To follow up my previous post, this is a summary of how I use SQL with Declude
Pre-Requisites:
You need authentication scripts to assess SPF, DKIM, and fcDNS. I have these already, mostly from freeware sources with a little customization. They are written in Python, and are called from a custom filter implemented as a vbscript. Authentication Results are written to SQL, and keyed on TrxID (the number used to create the name of the .HDR and .EML files) Once the initial transaction record is created, additional data can be added by matching on the TrxID.
Matching Logic
Host names and email addresses are broken at segment boundaries and loaded into a temporary table.
Example: John @ bounce.e.example.agency
Becomes these temporary table entries:
- John @ bounce.e.example.agency
- bounce.e.example.agency
- e.example.agency
- example.agency
- agency
The temporary table is joined to the policy table using inner join. This reduces flexibility slightly, but it eliminates the performance problems associated with “ends-with” matching rules. Instead, all matching is based on exact equality and can use SQL indexes and query optimization. I currently have tables with several thousand entries, but they could probably grow 100-fold with minimal performance impact.

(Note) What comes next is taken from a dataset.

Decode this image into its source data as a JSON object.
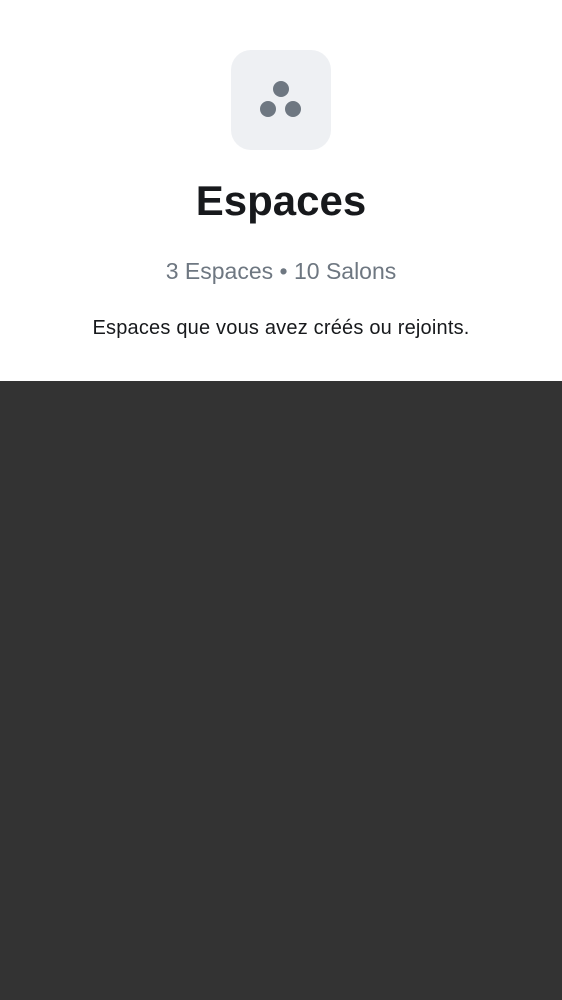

An additional parameter to the query is whether the source item is validated or not. A flag on the data record indicates whether a validated match is required. If the validation-required bit is set on the policy record, then the source data must be validated for the record to match. This fits a security design which says that untrusted names do not need to be verified, because spoofing is not a concern. Trusted names must always be verified before they can be trusted, because I need to rule out spoofing.
Design flaw: Because of this design, two entries for the same name may be required, one to set an action for the verified name, and one to set an action for an unverified name. This has not been a huge issue because an unwanted and unverified name is often blocked based on a shorter segment of the name. Nonetheless, a better design would be to have set two flags on each record, one for verified and one for unverified. I intend to switch to that design in the future.

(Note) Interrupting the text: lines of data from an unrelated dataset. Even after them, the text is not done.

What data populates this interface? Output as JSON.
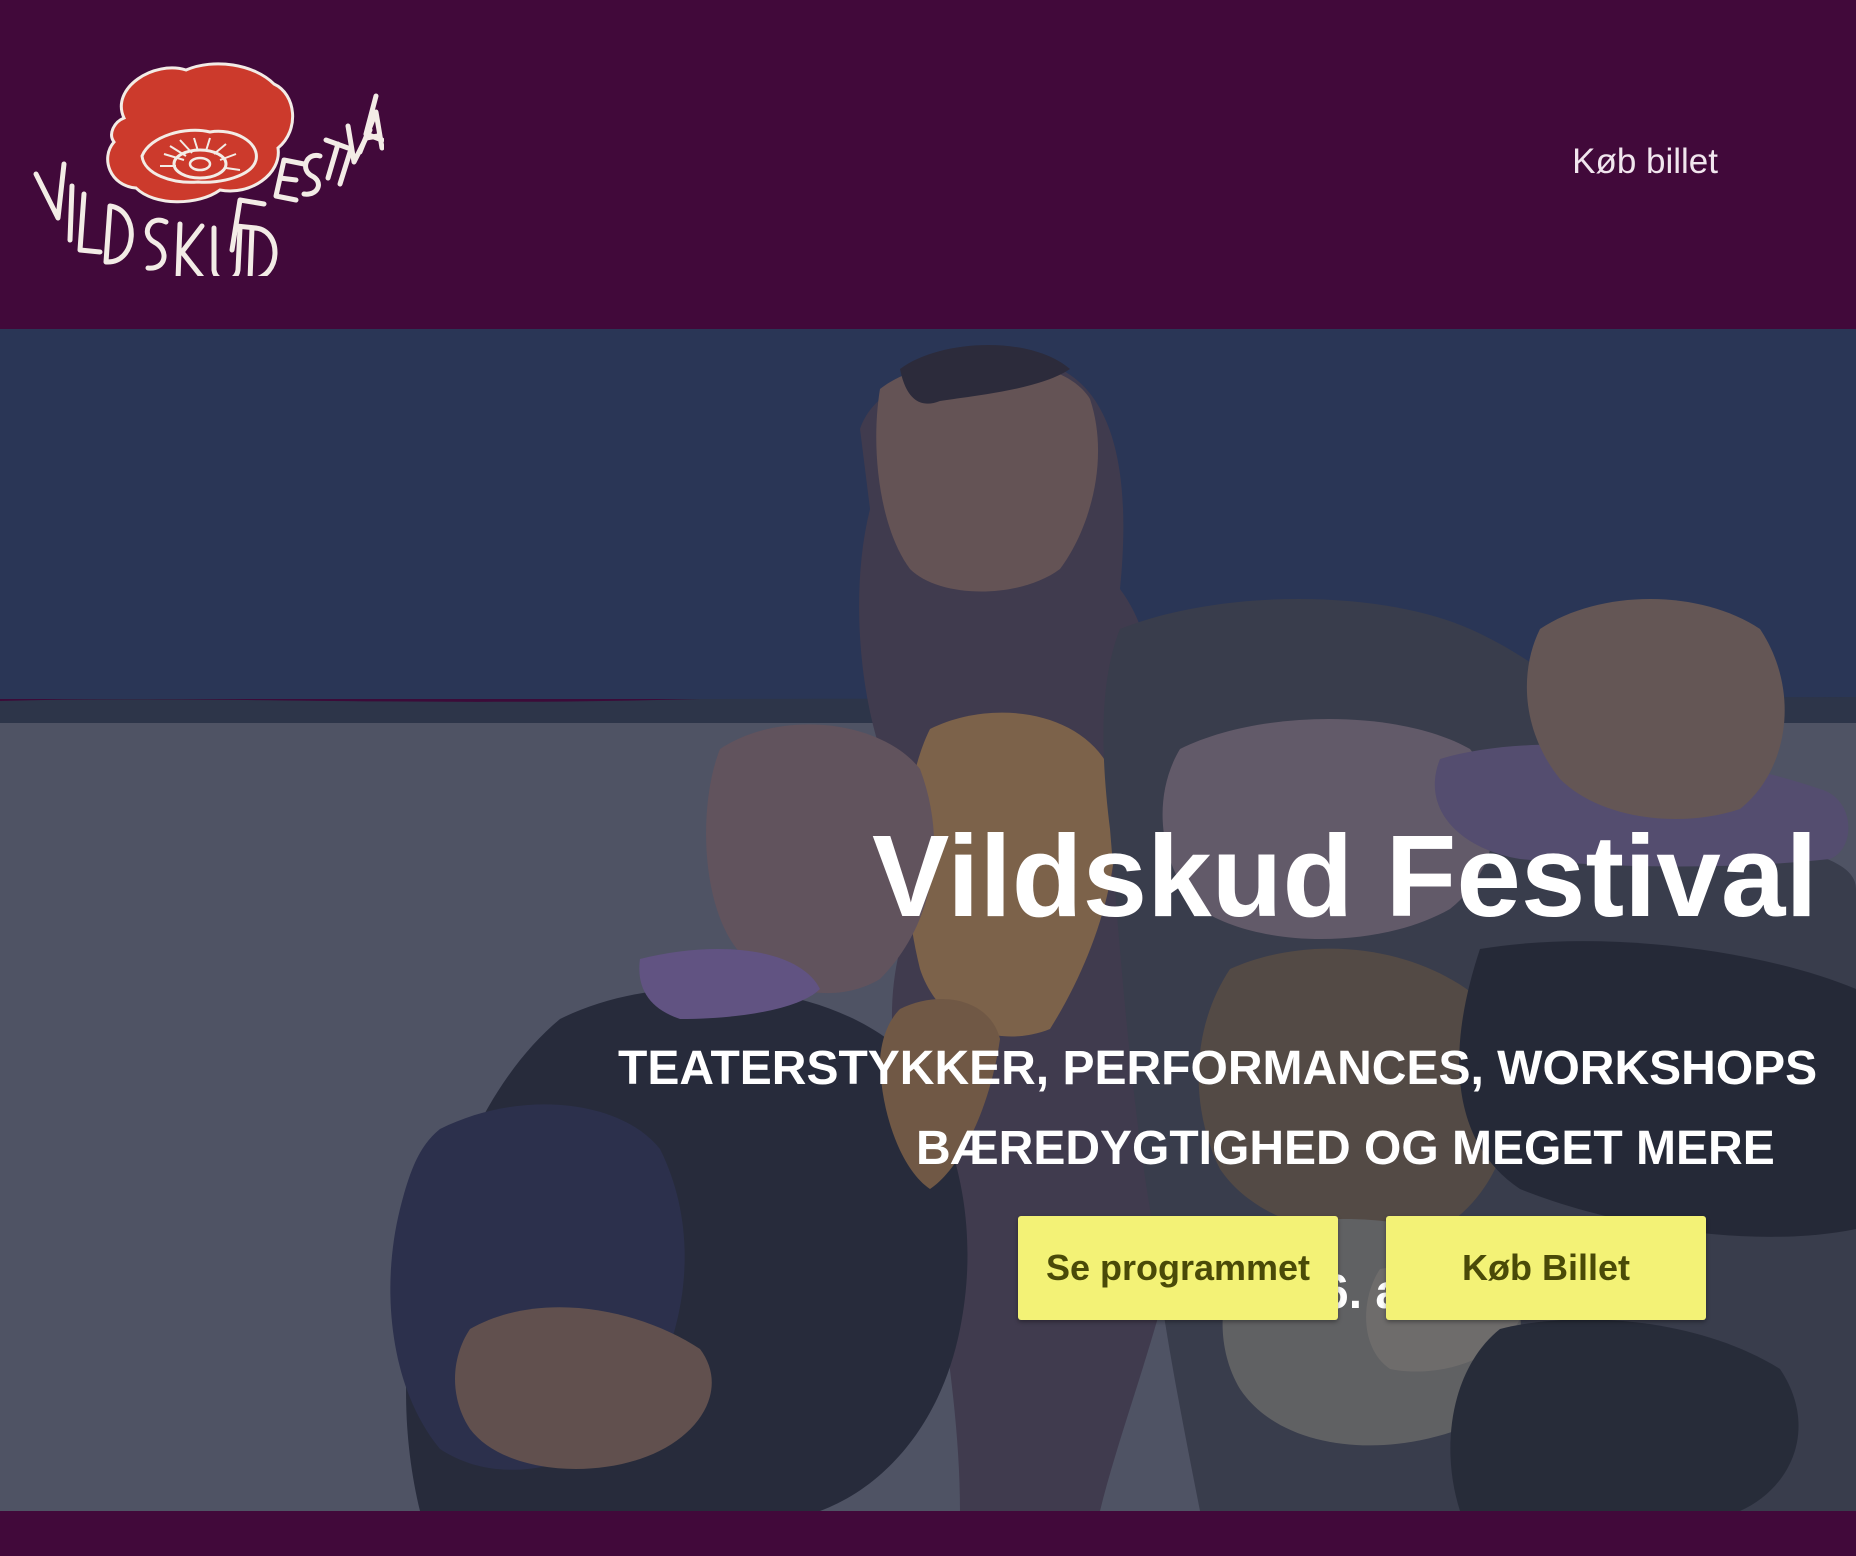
{
  "header": {
    "logo": {
      "text": "VILDSKUD FESTIVAL",
      "icon": "poppy-flower-icon",
      "flower_color": "#cc3a2c"
    },
    "nav": {
      "buy_ticket": "Køb billet"
    }
  },
  "hero": {
    "title": "Vildskud Festival",
    "subtitle_line1": "TEATERSTYKKER, PERFORMANCES, WORKSHOPS",
    "subtitle_line2": "BÆREDYGTIGHED OG MEGET MERE",
    "date": "D. 2. - 6. august",
    "buttons": {
      "program": "Se programmet",
      "ticket": "Køb Billet"
    }
  },
  "colors": {
    "header_bg": "#41093a",
    "sky": "#2d3a5c",
    "ground": "#575a6c",
    "button_bg": "#f3f276",
    "button_text": "#4a4a08",
    "text": "#ffffff"
  }
}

The SQL query sorts by length of the match string, and returns the TOP 1 record. The result data element is a simple letter starting from A. (Z indicates no match). When multiple queries are consolidated, the lowest letter wins. The design is intended to provide flexibility of interpretation, but I currently use these codes:
- A = Allow and whitelist
- B = Block (Delete silently)
- C = Quarantine
- D = Default – allow without whitelist
I have tables and supporting stored procedures to implement these types of queries:
- IP address allow/block
- DNS name allow/block
- Email address allow/block
- IP + Email address allow/block
- DNS name + SMTP MailFrom address allow/block
- SMTP MailFrom address + Message From Address allow/block
This approach provides a lot of flexibility. The single-attribute matches are mostly used to block unwanted sources. The multi-attribute matches are used for allow actions such as overriding a sender’s incorrect SPF policy, as well as block actions.
HELO name and Reverse DNS name are treated interchangeably, which fits my experience with actual data flows. In many cases, the two names match. When they are different, the HELO name is more likely to forward-confirm. But when the Reverse DNS name can forward-confirmed, it can be useful. For example, outlook.com servers will always forward-confirm on the Reverse DNS name but never forward-confirms on the HELO name, even though both names have similar suffixes.
When I find spam that uses a spammers infrastructure, I always block based on the server DNS name. Blocking on IP address and email domains are also appropriate, but host name seems to be the most powerful weapon against them. When I find an attack from a gmail account, I create a policy record to block the single address.
One mass mailer takes both wanted and criminal clients. Consequently, the incoming content varies from password reset messages for critical websites, to fraudulent messages pretending to be from a bank. I trust the mailer not to allow spoofed email addresses, so DMARC verification is not essential. I use the #6 filter to handle this source. Messages from known clients whose content is needed will be whitelisted. Messages from known clients whose content is unwanted will be blocked. Messages from uncategorized clients will be quarantined so that the sender can be categorized.
I still use Declude filters for some things, since they have more flexibility.
All of this is done on an incoming gateway. I am a firm believer that the incoming gateway and the mail store should be separate servers.
Updating the policy file could be a full-time job, but a few months of regular effort produced a significant improvement in spam control, so now it needs less attention. It is easier to block spammers by their source than by their content. As I said earlier, I still use commercial products downstream to handle content filtering, after Declude discards the known junk sources.
Sources available on request.